There appear to be two choices – either a repeal-and-replace bill that has already struggled to win support across the party, or a bill that enacts repeal with a two-year delay, in the hope of finding agreement before that time elapses.

Senator John McCain, recently diagnosed with an aggressive brain tumour, will return to Congress to cast his vote.

What did President Trump say?

The president increased the pressure on his party by warning them they had a duty to adhere to seven years of promises.

In a White House speech laced with frustration, President Trump said: “To every member of the Senate I say this: The American people have waited long enough.

“There’s been enough talk, and no action. Now is the time for action.”

Image copyright Twitter

He lambasted his predecessor’s overhaul of healthcare, known as Obamacare, and stood alongside people he said were “victims” of the 2010 law.

Obamacare extended healthcare insurance to about 20 million people but Republicans hate the way it introduced government-run marketplaces, where premiums have risen sharply for some people.

What have Republicans proposed?

The party’s proposed alternative includes steep cuts to Medicaid, a healthcare programme for the poor and disabled.
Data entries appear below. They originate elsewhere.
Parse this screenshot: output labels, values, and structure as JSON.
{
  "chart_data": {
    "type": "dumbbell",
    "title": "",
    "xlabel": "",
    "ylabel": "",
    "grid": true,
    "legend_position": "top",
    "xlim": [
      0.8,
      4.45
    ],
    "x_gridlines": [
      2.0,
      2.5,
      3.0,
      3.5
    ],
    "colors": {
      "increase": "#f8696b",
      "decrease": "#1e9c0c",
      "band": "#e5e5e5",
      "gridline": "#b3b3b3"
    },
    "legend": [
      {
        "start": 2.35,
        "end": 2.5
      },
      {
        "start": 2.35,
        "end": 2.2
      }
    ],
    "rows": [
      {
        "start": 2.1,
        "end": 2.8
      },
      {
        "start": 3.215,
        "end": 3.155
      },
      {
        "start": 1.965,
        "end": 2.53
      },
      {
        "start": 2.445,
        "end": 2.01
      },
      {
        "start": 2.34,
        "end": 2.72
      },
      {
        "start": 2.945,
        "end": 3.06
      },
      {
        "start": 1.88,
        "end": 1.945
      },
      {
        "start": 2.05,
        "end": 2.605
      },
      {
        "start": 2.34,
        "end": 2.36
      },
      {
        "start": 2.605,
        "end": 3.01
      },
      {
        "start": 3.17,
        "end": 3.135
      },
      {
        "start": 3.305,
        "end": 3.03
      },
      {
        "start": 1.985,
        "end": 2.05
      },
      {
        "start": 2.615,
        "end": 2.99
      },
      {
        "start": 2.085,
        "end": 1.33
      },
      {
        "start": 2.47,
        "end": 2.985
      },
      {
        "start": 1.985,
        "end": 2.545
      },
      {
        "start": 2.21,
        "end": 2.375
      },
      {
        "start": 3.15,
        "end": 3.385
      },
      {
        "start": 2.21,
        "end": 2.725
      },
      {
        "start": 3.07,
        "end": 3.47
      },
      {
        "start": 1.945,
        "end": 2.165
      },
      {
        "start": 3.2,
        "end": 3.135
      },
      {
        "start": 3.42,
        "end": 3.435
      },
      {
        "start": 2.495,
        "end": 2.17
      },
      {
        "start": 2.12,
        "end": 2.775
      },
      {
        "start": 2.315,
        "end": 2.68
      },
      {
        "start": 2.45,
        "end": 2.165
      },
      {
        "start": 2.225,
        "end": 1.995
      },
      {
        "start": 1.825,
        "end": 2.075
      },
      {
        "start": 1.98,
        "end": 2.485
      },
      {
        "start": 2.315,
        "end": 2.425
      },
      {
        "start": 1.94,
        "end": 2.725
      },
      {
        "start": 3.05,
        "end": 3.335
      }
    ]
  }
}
And it removes Obamacare’s individual mandate requiring all Americans to have health insurance or pay a tax penalty.

The non-partisan Congressional Budgetary Office (CBO) found the bill would be strip 22 million Americans of health insurance over the next decade.

But if the bill gets to the floor of the Senate, amendments could be added to change the various provisions.
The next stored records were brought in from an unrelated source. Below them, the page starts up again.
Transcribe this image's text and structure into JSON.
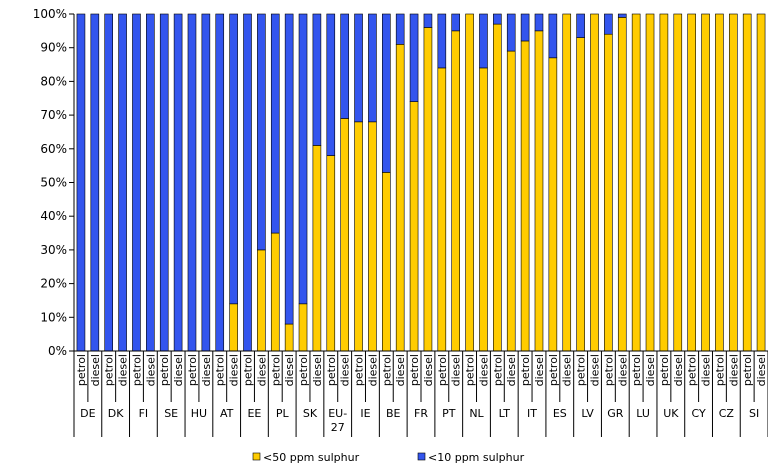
{
  "chart_data": {
    "type": "bar",
    "stacked": true,
    "percent": true,
    "countries": [
      "DE",
      "DK",
      "FI",
      "SE",
      "HU",
      "AT",
      "EE",
      "PL",
      "SK",
      "EU-27",
      "IE",
      "BE",
      "FR",
      "PT",
      "NL",
      "LT",
      "IT",
      "ES",
      "LV",
      "GR",
      "LU",
      "UK",
      "CY",
      "CZ",
      "SI"
    ],
    "fuels": [
      "petrol",
      "diesel"
    ],
    "series": [
      {
        "name": "<50 ppm sulphur",
        "color": "#ffcc00",
        "values": [
          0,
          0,
          0,
          0,
          0,
          0,
          0,
          0,
          0,
          0,
          0,
          14,
          0,
          30,
          35,
          8,
          14,
          61,
          58,
          69,
          68,
          68,
          53,
          91,
          74,
          96,
          84,
          95,
          100,
          84,
          97,
          89,
          92,
          95,
          87,
          100,
          93,
          100,
          94,
          99,
          100,
          100,
          100,
          100,
          100,
          100,
          100,
          100,
          100,
          100
        ]
      },
      {
        "name": "<10 ppm sulphur",
        "color": "#3355ee",
        "values": [
          100,
          100,
          100,
          100,
          100,
          100,
          100,
          100,
          100,
          100,
          100,
          86,
          100,
          70,
          65,
          92,
          86,
          39,
          42,
          31,
          32,
          32,
          47,
          9,
          26,
          4,
          16,
          5,
          0,
          16,
          3,
          11,
          8,
          5,
          13,
          0,
          7,
          0,
          6,
          1,
          0,
          0,
          0,
          0,
          0,
          0,
          0,
          0,
          0,
          0
        ]
      }
    ],
    "yticks": [
      "0%",
      "10%",
      "20%",
      "30%",
      "40%",
      "50%",
      "60%",
      "70%",
      "80%",
      "90%",
      "100%"
    ],
    "ylim": [
      0,
      100
    ],
    "legend_position": "bottom"
  }
}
And what’s this stuff about a duel?

A Republican politician has blamed “female senators” for the spluttering efforts by his party to pass a healthcare bill.

Blake Farenthold, a congressman from Texas, told a local radio station if a man from his state was responsible, he would challenge him to a duel.
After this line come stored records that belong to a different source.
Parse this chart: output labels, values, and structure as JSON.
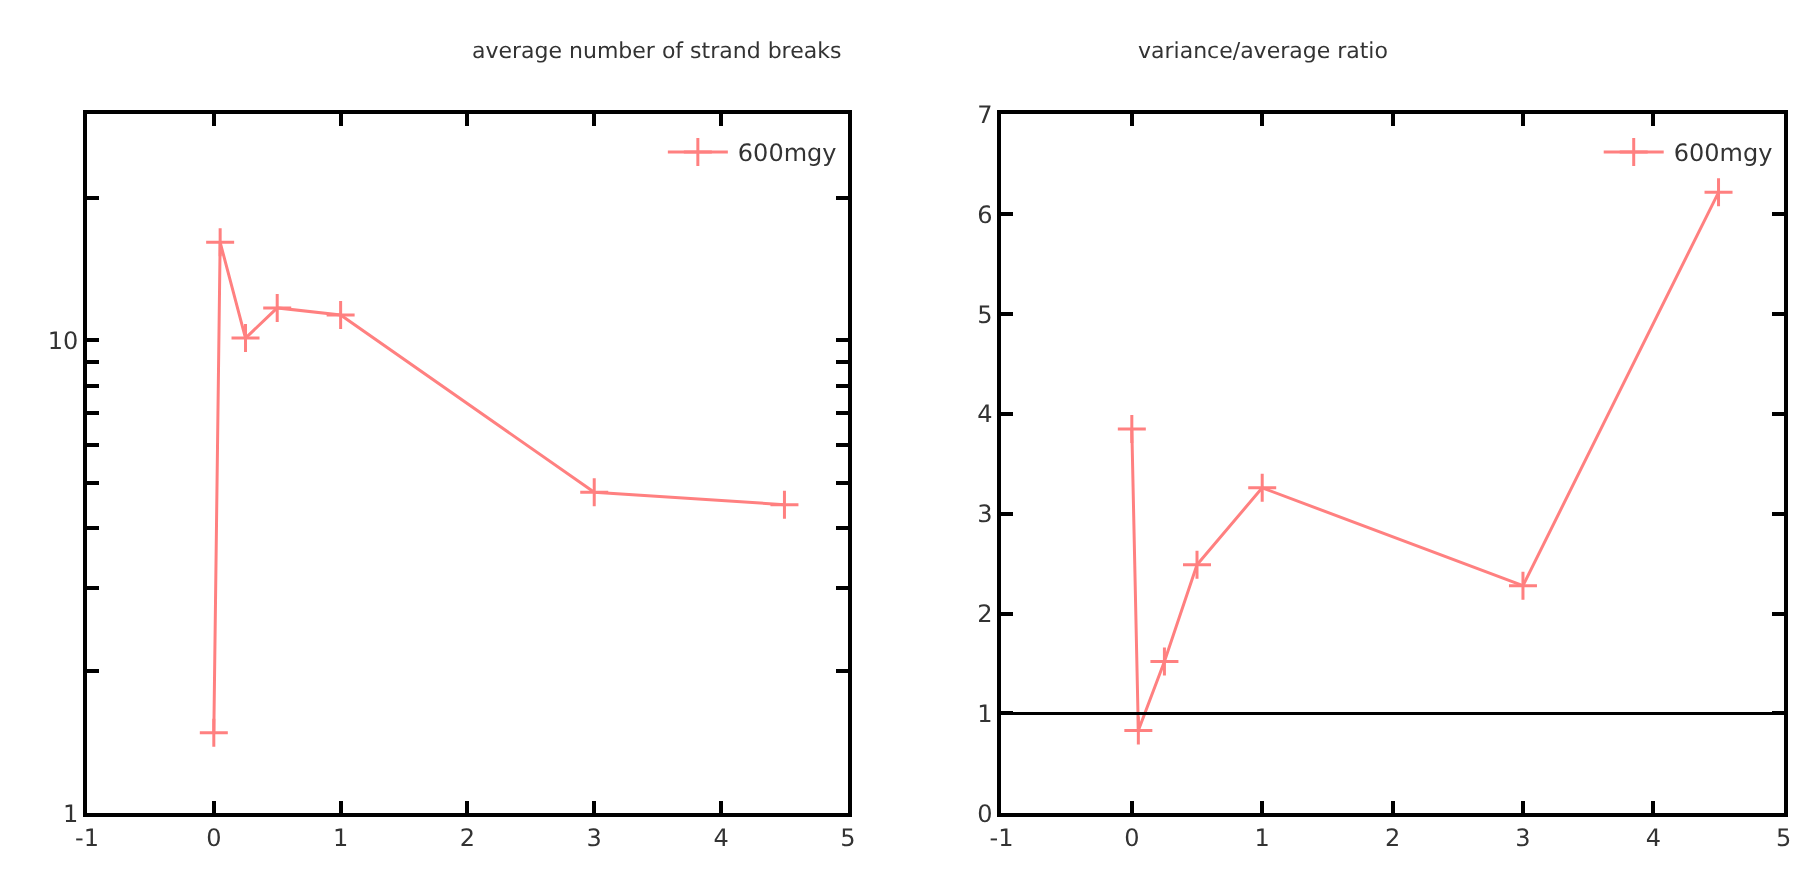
{
  "chart_data": [
    {
      "type": "line",
      "title": "average number of strand breaks",
      "x": [
        0,
        0.05,
        0.25,
        0.5,
        1,
        3,
        4.5
      ],
      "series": [
        {
          "name": "600mgy",
          "color": "#ff8080",
          "values": [
            1.48,
            16.1,
            10.1,
            11.7,
            11.3,
            4.77,
            4.49
          ]
        }
      ],
      "xlim": [
        -1,
        5
      ],
      "xticks": [
        -1,
        0,
        1,
        2,
        3,
        4,
        5
      ],
      "ylim": [
        1,
        30
      ],
      "log": true,
      "yticks": [
        1,
        {
          "value": 2,
          "label": null
        },
        {
          "value": 3,
          "label": null
        },
        {
          "value": 4,
          "label": null
        },
        {
          "value": 5,
          "label": null
        },
        {
          "value": 6,
          "label": null
        },
        {
          "value": 7,
          "label": null
        },
        {
          "value": 8,
          "label": null
        },
        {
          "value": 9,
          "label": null
        },
        10,
        {
          "value": 20,
          "label": null
        }
      ],
      "marker": "cross",
      "line_style": "solid",
      "legend": "top right"
    },
    {
      "type": "line",
      "title": "variance/average ratio",
      "x": [
        0,
        0.05,
        0.25,
        0.5,
        1,
        3,
        4.5
      ],
      "series": [
        {
          "name": "600mgy",
          "color": "#ff8080",
          "values": [
            3.85,
            0.83,
            1.52,
            2.49,
            3.26,
            2.28,
            6.22
          ]
        }
      ],
      "xlim": [
        -1,
        5
      ],
      "xticks": [
        -1,
        0,
        1,
        2,
        3,
        4,
        5
      ],
      "ylim": [
        0,
        7
      ],
      "yticks": [
        0,
        1,
        2,
        3,
        4,
        5,
        6,
        7
      ],
      "ref_lines": [
        {
          "axis": "y",
          "value": 1,
          "color": "#000000"
        }
      ],
      "marker": "cross",
      "line_style": "solid",
      "legend": "top right"
    }
  ]
}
“Some of the people that are opposed to this, they’re some female senators from the North East.”

If it was “a guy from south Texas” who was generating so much discord in the party, he said, he would ask them to settle their differences in a gun fight.

Susan Collins of Maine was one of three female Republicans who said they could not back the Senate’s last healthcare plan, a repeal with two-year delay, which hit the buffers last week.

Image copyright Getty Images/Reuters
Image caption From left to right: Republican Senators Lisa Murkowski of Alaska, Shelly Moore Capito of West Virginia and Susan Collins of Maine

Ms Collins, a moderate Republican, has been strongly opposed to the Republican bill from the start over the cuts to Medicaid.

Republican Senators Lisa Murkowski of Alaska and Shelly Moore Capito of West Virginia also came out against the bill, expressing concerns over plans to weaken protections for people with pre-existing conditions and affordability.

There was an outcry when Republican Senate leader Mitch McConnell drafted the first healthcare bill in private among a group of 13 that did not include any women.